I am fully aware that substantially reducing the number of students welcomed back to campus this fall could have serious financial consequences, but I am deeply skeptical of trying to address such concerns by promises of a realistically unrealizable robust intellectual and social environment. If there is one clear lesson from COVID-19 so far, it is, paraphrasing Benjamin Franklin, that those who would risk health and lives for a temporary economic boost would end up getting neither. While it is nice to imagine that COVID-19 will be over by Christmas, we must consider the possibility that we will also have to operate in the spring of 2021 under pandemic conditions. A disastrous fall semester would inflict on higher-ed institutions lasting financial and reputational pain.
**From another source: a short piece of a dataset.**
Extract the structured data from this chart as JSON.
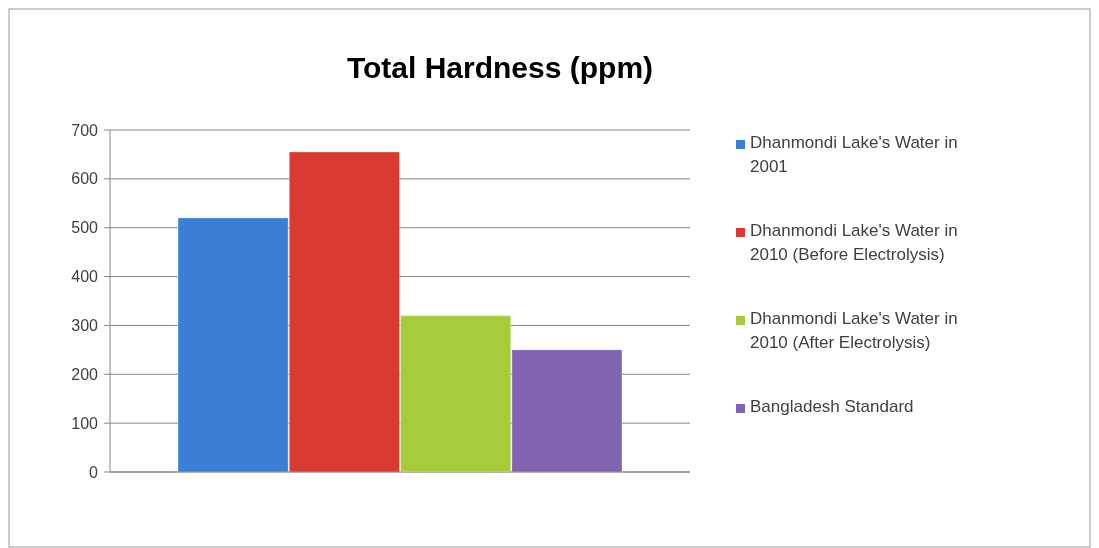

So how should US higher-ed institutions approach the fall semester? I’d suggest two key principles. First, the decision to be on or near campus should be need based. For example, many research labs that need access to facilities are currently operational. This is a real need as they have no other option, so students that need access to physical labs should be invited to return. There are also students who depend on being on campus for food, shelter, and safety — these must be accommodated. Second, invest more in remote teaching, for example, by ensuring that both instructors and students are properly equipped. Institutions have made a substantial investment in outdoor tents, plexiglass partitions, massive testing, and the like, which have no real long-term utility, all for holding in-person classes with little educational value. But high-quality remote teaching requires more resources than in-class teaching. Thus, we should provide more resources to the faculty for remote teaching, considering that most of the classes will be online. In doing so, we will train our whole faculty body to become comfortable with online education, a skill that we can leverage in diverse ways in the future.
Moshe Y. Vardi is a University Professor and the Karen Ostrum George Distinguished Service Professor of Computational Engineering at Rice University.